The jobs that are particularly threatened, according to Shih, are jobs that tend to be transactional — jobs like salespeople, sales agents and marketers.

"These are all industries where it just doesn't make sense to have a person doing it," she said. "It's a) more costly and b) less convenient."

Shih used booking a flight as an example.

"Buying Seat 3B in United flight 111 – it's the same seat and same flight whether I buy it on Travelocity or whether I pay extra to buy it from a travel agent," Shih said. "Most of us will just go to Travelocity or Kayak or whatever."

The jobs that are "very safe" from the threat of technology are those that use creativity and those that relate to other human beings, Shih said. These are jobs like athletic trainers, clergy and therapists.

"Financial advice, religious advice, getting motivated to work out, those are things that – for now – computers can't do," she said.

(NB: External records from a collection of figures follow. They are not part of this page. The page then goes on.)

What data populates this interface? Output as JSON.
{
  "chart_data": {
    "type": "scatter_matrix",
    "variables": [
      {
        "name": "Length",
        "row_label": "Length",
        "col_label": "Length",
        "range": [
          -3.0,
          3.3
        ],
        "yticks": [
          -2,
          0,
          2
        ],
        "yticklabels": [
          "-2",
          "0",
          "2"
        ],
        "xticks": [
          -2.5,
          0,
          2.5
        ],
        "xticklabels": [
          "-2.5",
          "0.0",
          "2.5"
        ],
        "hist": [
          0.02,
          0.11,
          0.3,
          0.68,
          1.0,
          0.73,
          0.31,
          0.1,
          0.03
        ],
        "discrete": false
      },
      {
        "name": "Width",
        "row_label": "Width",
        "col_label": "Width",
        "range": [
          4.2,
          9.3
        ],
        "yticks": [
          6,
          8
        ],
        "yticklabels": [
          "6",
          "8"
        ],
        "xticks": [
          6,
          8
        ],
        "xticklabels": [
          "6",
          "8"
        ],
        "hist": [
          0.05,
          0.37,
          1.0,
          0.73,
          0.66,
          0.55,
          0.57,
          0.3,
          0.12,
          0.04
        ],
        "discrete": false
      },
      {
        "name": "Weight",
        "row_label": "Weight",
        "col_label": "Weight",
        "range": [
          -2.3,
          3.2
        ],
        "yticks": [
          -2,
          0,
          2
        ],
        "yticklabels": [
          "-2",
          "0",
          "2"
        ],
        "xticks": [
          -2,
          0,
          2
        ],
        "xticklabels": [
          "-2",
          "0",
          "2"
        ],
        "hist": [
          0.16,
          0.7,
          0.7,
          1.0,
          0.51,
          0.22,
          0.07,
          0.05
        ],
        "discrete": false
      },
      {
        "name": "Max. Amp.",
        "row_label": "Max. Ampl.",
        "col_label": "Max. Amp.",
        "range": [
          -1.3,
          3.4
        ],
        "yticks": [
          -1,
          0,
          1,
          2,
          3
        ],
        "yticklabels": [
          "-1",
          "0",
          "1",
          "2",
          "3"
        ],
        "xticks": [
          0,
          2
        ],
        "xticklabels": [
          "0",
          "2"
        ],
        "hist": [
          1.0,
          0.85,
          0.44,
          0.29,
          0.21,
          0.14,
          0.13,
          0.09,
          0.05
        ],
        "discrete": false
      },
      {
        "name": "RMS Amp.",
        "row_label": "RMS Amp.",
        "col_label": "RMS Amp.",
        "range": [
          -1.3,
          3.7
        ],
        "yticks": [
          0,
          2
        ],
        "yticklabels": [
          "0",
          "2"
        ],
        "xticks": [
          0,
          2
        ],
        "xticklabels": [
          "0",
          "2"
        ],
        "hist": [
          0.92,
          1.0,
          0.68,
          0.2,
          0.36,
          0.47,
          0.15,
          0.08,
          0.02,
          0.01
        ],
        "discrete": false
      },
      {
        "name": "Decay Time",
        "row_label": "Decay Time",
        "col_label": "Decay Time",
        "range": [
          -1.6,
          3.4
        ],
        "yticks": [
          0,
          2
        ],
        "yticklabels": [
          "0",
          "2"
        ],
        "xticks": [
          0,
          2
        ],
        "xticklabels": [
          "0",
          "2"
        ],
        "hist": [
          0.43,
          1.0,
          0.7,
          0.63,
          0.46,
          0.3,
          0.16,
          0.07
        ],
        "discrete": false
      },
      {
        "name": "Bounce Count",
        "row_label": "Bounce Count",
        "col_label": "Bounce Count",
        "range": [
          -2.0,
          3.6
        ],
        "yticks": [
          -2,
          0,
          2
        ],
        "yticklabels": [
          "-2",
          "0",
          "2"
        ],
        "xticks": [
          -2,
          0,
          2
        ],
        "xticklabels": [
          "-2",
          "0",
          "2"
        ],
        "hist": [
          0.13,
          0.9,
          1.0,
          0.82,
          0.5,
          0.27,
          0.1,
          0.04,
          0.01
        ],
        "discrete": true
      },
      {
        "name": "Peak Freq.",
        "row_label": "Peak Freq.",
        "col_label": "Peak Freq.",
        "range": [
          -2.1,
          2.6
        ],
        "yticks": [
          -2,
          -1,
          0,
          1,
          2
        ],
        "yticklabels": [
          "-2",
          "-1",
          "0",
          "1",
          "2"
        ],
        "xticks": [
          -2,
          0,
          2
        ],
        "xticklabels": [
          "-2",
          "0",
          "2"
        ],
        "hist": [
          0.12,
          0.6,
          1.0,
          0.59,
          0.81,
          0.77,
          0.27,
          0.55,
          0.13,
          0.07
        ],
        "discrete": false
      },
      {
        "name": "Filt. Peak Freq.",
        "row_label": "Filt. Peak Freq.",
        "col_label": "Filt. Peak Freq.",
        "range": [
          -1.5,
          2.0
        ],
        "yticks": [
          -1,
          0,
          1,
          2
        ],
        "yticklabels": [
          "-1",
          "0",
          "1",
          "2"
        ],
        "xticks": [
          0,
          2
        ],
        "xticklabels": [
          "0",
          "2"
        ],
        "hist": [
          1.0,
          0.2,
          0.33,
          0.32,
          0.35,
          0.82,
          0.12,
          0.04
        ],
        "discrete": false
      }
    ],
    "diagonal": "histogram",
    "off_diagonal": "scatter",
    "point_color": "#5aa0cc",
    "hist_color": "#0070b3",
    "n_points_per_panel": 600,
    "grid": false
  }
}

For financial advisors, the biggest technology threat is robo-advisors. Platforms like SigFig, LearnVest, Betterment and Wealthfront, which Shih called "great tools for consumers."

"If you're a traditional advisor, just basically offering the same level of services but charging way more, you're just not going to be able to get away with that anymore," Shih said.  "The question becomes: Are advisors going to go away? Well the advisors who don't add more value, they are and they should go away."

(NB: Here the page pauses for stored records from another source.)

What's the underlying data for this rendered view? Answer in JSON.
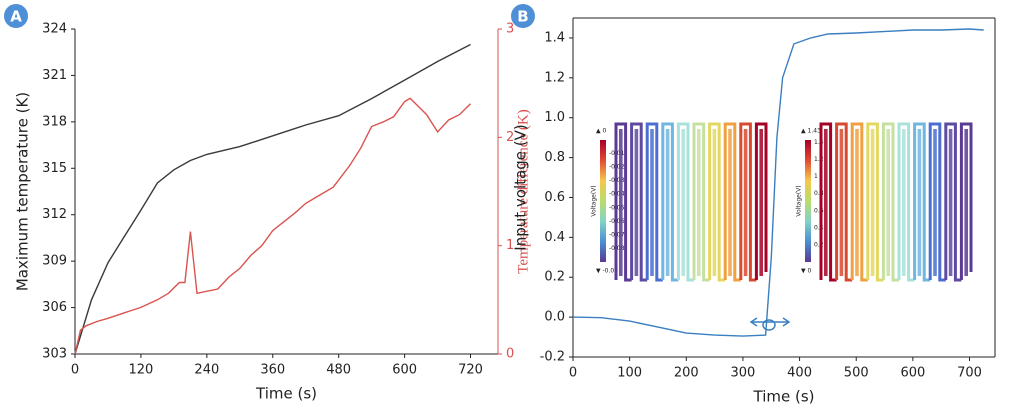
{
  "chart_data": [
    {
      "type": "line",
      "panel_label": "A",
      "x_label": "Time (s)",
      "y_label": "Maximum temperature (K)",
      "y2_label": "Temperature difference (K)",
      "xlim": [
        0,
        770
      ],
      "xticks": [
        0,
        120,
        240,
        360,
        480,
        600,
        720
      ],
      "ylim": [
        303,
        324
      ],
      "yticks": [
        303,
        306,
        309,
        312,
        315,
        318,
        321,
        324
      ],
      "y2lim": [
        0,
        3
      ],
      "y2ticks": [
        0,
        1,
        2,
        3
      ],
      "frame": "open",
      "series": [
        {
          "color": "#3a3a3a",
          "x": [
            0,
            30,
            60,
            90,
            120,
            150,
            180,
            210,
            240,
            300,
            360,
            420,
            480,
            540,
            600,
            660,
            720
          ],
          "values": [
            303,
            306.5,
            308.9,
            310.6,
            312.3,
            314.05,
            314.9,
            315.5,
            315.9,
            316.4,
            317.1,
            317.8,
            318.4,
            319.5,
            320.7,
            321.9,
            323.0
          ]
        },
        {
          "color": "#d9534f",
          "axis": "y2",
          "x": [
            0,
            10,
            20,
            40,
            60,
            90,
            120,
            150,
            170,
            190,
            200,
            210,
            222,
            260,
            280,
            300,
            320,
            340,
            360,
            380,
            400,
            420,
            440,
            470,
            500,
            520,
            540,
            560,
            580,
            600,
            610,
            640,
            660,
            680,
            700,
            720
          ],
          "values": [
            0,
            0.22,
            0.26,
            0.3,
            0.33,
            0.38,
            0.43,
            0.5,
            0.56,
            0.66,
            0.66,
            1.13,
            0.56,
            0.6,
            0.71,
            0.79,
            0.91,
            1.0,
            1.14,
            1.22,
            1.3,
            1.39,
            1.45,
            1.54,
            1.74,
            1.9,
            2.1,
            2.14,
            2.19,
            2.33,
            2.36,
            2.21,
            2.05,
            2.16,
            2.21,
            2.31
          ]
        }
      ]
    },
    {
      "type": "line",
      "panel_label": "B",
      "x_label": "Time (s)",
      "y_label": "Input voltage (V)",
      "xlim": [
        0,
        745
      ],
      "xticks": [
        0,
        100,
        200,
        300,
        400,
        500,
        600,
        700
      ],
      "ylim": [
        -0.2,
        1.5
      ],
      "yticks": [
        -0.2,
        {
          "value": 0,
          "label": "0.0"
        },
        0.2,
        0.4,
        0.6,
        0.8,
        {
          "value": 1,
          "label": "1.0"
        },
        1.2,
        1.4
      ],
      "frame": "box",
      "series": [
        {
          "color": "#3a7fc1",
          "x": [
            0,
            50,
            100,
            150,
            200,
            250,
            300,
            340,
            350,
            360,
            370,
            390,
            420,
            450,
            500,
            600,
            650,
            700,
            725
          ],
          "values": [
            0,
            -0.003,
            -0.02,
            -0.05,
            -0.08,
            -0.09,
            -0.095,
            -0.09,
            0.3,
            0.9,
            1.2,
            1.37,
            1.4,
            1.42,
            1.425,
            1.44,
            1.44,
            1.445,
            1.44
          ]
        }
      ],
      "insets": [
        {
          "colorbar_title": "Voltage(V)",
          "colormap": [
            "#a50026",
            "#e34a33",
            "#f4c84a",
            "#b9dd6b",
            "#83d3c6",
            "#4b8fd0",
            "#5a3a94"
          ],
          "ticks": [
            {
              "value": 0,
              "label": "▲ 0"
            },
            -0.01,
            -0.02,
            -0.03,
            -0.04,
            -0.05,
            -0.06,
            -0.07,
            -0.08,
            {
              "value": -0.09,
              "label": "▼ -0.09"
            }
          ],
          "column_colors": [
            "#5a3a94",
            "#5e4aa0",
            "#4a6fd0",
            "#6fb6e0",
            "#a9e2da",
            "#c6e0a2",
            "#e3d862",
            "#f0a040",
            "#d8492f",
            "#a50026"
          ]
        },
        {
          "colorbar_title": "Voltage(V)",
          "colormap": [
            "#a50026",
            "#e34a33",
            "#f4c84a",
            "#b9dd6b",
            "#83d3c6",
            "#4b8fd0",
            "#5a3a94"
          ],
          "ticks": [
            {
              "value": 1.43,
              "label": "▲ 1.43"
            },
            1.4,
            1.2,
            1,
            0.8,
            0.6,
            0.4,
            0.2,
            {
              "value": 0,
              "label": "▼ 0"
            }
          ],
          "column_colors": [
            "#a50026",
            "#d8492f",
            "#f0a040",
            "#e3d862",
            "#c6e0a2",
            "#a9e2da",
            "#6fb6e0",
            "#4a6fd0",
            "#5e4aa0",
            "#5a3a94"
          ]
        }
      ]
    }
  ]
}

Whereas, Shih said, the advisors who can leverage these technologies will better position themselves.

There is a role for advisors, Shih said, especially when it comes to things like planning for the future, planning for retirement and sending a child to college.

"Those are highly emotional decisions that trusted experts can potentially add value to guide people through," Shih said.

That's why Shih is calling now "the age of the trusted advisor."

"If you are, in most professions, a trusted expert in your field, if you are a trusted coach and you have empathy and you are a trusted advisor whether you are a financial advisor or different type of advisor – then not only is your job safe but you'll be able to charge more because that's what people value."

Shih, a ThinkAdvisor contributor, considers someone a trusted expert or advisor if that person is able to be "high touch at scale."

"They're able to provide the extra level of service but instead of just for a few number of people, they're able to use technology to do that for a lot of people because they're no longer wasting time, cold calling and doing other activities."

She said what makes these trusted advisors successful is that they are personalized — but also personable.

"There's a premium on people who know how to build relationships and who excel at the emotional component," Shih said. "Frankly, people crave that. That's what's missing from a lot of people's lives … people crave what the digital age has robbed from them."